Slayter concocted the entire mayoral campaign because it seemed like a fun thing to do with the elections coming up Tuesday -- you know, those inconsequential little political dust-ups for seats on city councils, school boards, water districts, etc.

So about this new Mayor of J Street ... . Cooney was born and raised in Modesto, leaving Modesto High School during his senior year in 1943 to join the Army Air Corps. He served on a ground crew on Tinian Island, from which the B-29s Enola Gay and Bockscar departed to drop atomic bombs on Japan in August 1945. Cooney, though, had left the island courtesy of a Japanese soldier stranded on Tinian after the United States invaded and captured it a year earlier.

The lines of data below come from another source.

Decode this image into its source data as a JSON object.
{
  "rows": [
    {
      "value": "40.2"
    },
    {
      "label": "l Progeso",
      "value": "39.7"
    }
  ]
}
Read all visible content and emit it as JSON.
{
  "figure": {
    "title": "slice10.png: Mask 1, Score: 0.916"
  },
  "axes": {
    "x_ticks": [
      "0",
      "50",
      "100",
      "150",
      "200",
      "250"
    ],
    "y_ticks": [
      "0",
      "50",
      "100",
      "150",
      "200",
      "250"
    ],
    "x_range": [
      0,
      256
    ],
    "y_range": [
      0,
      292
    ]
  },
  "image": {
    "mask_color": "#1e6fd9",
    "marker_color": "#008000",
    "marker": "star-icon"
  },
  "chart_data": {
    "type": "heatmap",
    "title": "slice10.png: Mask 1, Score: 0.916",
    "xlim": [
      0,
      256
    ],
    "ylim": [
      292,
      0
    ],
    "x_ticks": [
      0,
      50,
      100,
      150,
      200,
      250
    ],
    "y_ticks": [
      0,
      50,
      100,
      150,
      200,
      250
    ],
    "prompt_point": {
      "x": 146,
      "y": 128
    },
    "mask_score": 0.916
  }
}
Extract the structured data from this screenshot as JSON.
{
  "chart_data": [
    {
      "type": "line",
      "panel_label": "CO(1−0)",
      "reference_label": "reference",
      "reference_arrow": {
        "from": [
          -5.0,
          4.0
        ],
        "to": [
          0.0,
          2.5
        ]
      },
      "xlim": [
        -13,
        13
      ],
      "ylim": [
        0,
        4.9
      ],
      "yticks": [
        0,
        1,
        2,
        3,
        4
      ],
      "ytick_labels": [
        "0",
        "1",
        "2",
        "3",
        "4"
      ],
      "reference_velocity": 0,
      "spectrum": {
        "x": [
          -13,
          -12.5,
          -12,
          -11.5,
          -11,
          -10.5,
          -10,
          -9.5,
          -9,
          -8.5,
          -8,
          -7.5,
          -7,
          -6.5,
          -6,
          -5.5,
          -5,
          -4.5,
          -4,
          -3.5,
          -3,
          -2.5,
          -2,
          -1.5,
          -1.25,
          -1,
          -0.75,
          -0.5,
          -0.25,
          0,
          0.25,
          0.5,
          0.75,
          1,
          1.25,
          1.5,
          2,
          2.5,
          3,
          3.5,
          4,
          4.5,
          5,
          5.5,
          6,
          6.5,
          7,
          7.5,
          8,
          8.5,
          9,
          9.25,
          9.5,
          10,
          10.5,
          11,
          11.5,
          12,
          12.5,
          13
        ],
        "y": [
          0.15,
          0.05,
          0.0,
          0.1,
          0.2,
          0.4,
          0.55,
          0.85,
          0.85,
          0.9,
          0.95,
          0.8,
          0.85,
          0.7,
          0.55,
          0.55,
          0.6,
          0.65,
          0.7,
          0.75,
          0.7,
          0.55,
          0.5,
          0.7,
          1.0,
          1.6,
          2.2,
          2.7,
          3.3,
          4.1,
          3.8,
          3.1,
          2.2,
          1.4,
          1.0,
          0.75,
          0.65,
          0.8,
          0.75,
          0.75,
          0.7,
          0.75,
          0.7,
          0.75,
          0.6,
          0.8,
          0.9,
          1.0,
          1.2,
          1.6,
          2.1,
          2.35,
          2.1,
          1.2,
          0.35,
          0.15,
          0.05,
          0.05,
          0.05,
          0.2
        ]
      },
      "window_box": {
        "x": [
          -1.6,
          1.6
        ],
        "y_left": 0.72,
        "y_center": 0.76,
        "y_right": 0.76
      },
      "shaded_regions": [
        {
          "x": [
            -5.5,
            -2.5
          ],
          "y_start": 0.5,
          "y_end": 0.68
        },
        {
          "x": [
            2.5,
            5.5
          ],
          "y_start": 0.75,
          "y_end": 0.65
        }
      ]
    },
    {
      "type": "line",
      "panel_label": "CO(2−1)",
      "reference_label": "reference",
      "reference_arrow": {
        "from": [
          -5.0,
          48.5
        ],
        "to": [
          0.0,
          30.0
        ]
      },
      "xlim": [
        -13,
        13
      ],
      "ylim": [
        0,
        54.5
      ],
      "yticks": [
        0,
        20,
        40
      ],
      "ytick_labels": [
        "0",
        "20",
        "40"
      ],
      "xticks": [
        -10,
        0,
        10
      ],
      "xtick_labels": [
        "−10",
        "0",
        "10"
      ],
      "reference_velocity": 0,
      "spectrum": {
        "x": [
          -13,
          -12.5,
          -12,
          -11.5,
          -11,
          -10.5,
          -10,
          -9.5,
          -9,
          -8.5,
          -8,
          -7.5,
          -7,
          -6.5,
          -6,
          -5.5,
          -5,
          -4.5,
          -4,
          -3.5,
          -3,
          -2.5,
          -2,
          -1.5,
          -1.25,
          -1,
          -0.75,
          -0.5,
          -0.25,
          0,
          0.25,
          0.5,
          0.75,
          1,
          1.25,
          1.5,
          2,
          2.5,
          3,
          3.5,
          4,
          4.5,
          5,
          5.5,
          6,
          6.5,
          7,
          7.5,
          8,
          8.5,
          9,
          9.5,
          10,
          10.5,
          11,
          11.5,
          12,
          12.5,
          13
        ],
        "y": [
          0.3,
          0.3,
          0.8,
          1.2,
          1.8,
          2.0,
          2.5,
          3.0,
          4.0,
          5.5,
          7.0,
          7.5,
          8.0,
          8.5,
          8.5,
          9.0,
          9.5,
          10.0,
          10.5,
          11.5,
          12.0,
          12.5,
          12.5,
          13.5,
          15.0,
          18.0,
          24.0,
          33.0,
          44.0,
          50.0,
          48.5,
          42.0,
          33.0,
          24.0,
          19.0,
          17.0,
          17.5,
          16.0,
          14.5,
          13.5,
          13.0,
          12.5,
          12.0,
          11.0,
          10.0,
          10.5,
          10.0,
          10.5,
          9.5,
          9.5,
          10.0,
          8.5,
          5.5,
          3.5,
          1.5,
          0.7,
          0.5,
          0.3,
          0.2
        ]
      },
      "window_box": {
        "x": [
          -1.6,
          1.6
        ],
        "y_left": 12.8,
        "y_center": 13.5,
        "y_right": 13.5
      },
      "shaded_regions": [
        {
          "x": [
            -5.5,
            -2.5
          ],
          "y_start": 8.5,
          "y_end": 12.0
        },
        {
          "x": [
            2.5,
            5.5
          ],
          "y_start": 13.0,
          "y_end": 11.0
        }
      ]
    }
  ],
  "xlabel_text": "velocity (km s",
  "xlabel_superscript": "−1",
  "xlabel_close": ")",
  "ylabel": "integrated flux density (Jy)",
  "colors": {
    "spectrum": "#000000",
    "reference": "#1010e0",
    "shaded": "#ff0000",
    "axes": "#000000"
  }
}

"I was wounded from a grenade thrown into our tent," he said. "I got a fragment in my left eye."

Tinian had no hospital, so the Army shipped him back to Hawaii.

"They were about to remove my eye," Cooney said. Instead, doctors tried a new procedure that saved it and restored his vision. That procedure, he said, involved using the same type of medication doctors used to fight typhoid fever. Every few days, he'd get an injection that ultimately killed the infection in his eye. But it had side effects.

"The injections made you cold," he said. "You just froze ... the chills."

Sixty-four years later, though, "it's my best eye," Cooney said.

He mustered out of the service in 1946, returned to Modesto and got married. He and wife Mary had a son and two daughters. After working for years for Longs Drug Stores, he became an apprentice in a print shop.

In 1962, Cooney opened Action Rubber Stamp Manufacturing at 1220 H St., and ran the business until he retired in 1989. Three years later, Mary died. Three years ago, son Patrick died. One daughter, Teresa Hicks, lives in Modesto. The other, Dena Ingalls, lives in Sacramento.

About four years ago, Cooney began having coffee at DeVa and became friends with owners Lorena and Jamie Loftis. When Lorena needed knee replacement surgery, Cooney offered to bus tables and run the dishwasher when needed.

"He'd cook, too, if we'd let him," Lorena Loftis said.

In return, he gets coffee, food and two of the best friends he's ever had.

"They'll have me to their home for barbecues," Cooney said. "They'll take me to (Modesto Nuts) ballgames and to their friends' homes. I've sure met a lot of good people here."

And now they've elected him mayor of J Street, a duty and honor he'll take semi-seriously. As elections go -- one candidate and in a polling place that also serves as his "office" -- this one was about as shaky as Afghanistan's or Iran's. He received 62 of the 71 votes cast. Write-ins Kid Guitar got 7, singer Lady Gaga got 1 and someone named Richard also got a vote.

Cooney ran on a platform of bringing a Graffiti Night cruise back to J Street and recruiting volunteers who will help keep J Street and the windows of its businesses clean.

His campaign slogan?

"No more litter/Make J Street glitter."

He has this weekend to enjoy his victory. Then it's time to face one of the harsh realities of being in the political arena: running for re-election.

Said kingmaker Slayter, "I think we'll make this a yearly event."